Profitant du mécontentement grandissant au Panama, alors encore sous domination colombienne, les États-Unis soutiennent le mouvement indépendantiste panaméen. Le 3 novembre 1903, le Panama déclare son indépendance, tandis que les États-Unis dissuadent militairement la Colombie de toute tentative de reconquête.
Peu après, le traité Hay-Bunau-Varilla est signé, garantissant aux États-Unis un contrôle quasi absolu sur la zone du canal en échange d’une protection militaire pour le Panama. Les travaux reprennent, et en 1914, le canal est officiellement inauguré, devenant rapidement l’une des principales routes commerciales mondiales.
Les tensions autour de la « zone du canal »
Le contrôle exclusif des États-Unis sur le canal et la zone environnante – une bande de 8 kilomètres abritant des bases militaires américaines – devient rapidement une source de frustration pour les Panaméens. Alors que les recettes générées par le canal bénéficient principalement aux États-Unis, les habitants du Panama expriment leur mécontentement à travers des manifestations croissantes.
En 1958, un groupe d’universitaires organise l’« opération de la souveraineté », plantant des drapeaux panaméens autour de la zone du canal.

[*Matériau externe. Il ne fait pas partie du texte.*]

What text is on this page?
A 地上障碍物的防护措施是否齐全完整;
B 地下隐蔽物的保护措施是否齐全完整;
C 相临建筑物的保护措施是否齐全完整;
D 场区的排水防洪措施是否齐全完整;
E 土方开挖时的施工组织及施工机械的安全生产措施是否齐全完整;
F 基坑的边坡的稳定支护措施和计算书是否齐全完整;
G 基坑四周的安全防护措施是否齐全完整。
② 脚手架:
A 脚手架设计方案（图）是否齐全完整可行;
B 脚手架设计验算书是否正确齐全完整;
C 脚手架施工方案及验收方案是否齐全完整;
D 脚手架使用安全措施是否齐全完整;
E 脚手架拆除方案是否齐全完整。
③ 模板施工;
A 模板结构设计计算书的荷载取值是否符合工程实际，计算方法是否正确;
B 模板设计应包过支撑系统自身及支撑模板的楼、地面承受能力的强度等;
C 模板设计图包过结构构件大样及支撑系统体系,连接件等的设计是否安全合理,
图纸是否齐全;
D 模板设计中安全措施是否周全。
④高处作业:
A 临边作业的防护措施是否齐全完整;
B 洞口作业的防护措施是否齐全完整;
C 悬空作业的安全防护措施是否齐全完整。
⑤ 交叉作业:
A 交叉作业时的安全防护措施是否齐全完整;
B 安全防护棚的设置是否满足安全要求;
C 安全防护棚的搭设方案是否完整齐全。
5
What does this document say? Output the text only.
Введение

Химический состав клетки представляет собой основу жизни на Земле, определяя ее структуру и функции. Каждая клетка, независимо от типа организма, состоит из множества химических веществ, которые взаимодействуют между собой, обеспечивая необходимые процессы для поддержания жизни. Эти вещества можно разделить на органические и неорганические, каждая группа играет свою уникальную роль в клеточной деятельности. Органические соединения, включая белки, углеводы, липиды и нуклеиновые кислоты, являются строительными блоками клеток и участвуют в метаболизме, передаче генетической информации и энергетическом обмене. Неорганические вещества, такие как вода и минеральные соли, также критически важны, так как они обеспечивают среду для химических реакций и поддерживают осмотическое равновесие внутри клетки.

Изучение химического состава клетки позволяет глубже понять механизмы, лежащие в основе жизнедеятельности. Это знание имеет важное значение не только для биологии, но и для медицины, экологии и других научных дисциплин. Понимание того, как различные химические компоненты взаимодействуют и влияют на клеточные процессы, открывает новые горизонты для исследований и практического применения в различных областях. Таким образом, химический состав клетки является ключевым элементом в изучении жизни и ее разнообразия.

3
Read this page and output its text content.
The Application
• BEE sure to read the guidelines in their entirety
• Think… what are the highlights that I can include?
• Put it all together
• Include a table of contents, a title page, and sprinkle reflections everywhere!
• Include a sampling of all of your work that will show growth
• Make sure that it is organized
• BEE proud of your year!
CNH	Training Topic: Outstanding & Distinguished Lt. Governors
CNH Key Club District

L’année suivante, une manifestation pacifique, connue sous le nom de « marche patriotique », dégénère en affrontements violents. Ces tensions atteignent leur apogée le 9 janvier 1964, lors du « Jour des Martyrs » : une tentative d’hisser un drapeau panaméen aux côtés du drapeau américain se termine par des affrontements sanglants, coûtant la vie à 20 Panaméens.
En réaction à ces violences, le président panaméen de l’époque, Roberto Chiari, suspend les relations diplomatiques avec les États-Unis et exige un nouveau traité pour rétablir la souveraineté panaméenne.
Le retour du canal au Panama
Après des années de négociations, un tournant décisif est atteint en 1977 avec la signature des accords Torrijos-Carter. Cet accord historique, conclu entre le président américain Jimmy Carter et le général panaméen Omar Torrijos, prévoit la fin progressive de la « zone du canal » et le transfert complet du canal au Panama.
Le 31 décembre 1999, le canal de Panama est officiellement restitué au Panama, mettant fin à près d’un siècle de contrôle américain. Aujourd’hui, ce passage maritime reste un pilier essentiel du commerce mondial et un symbole de la lutte pour la souveraineté panaméenne.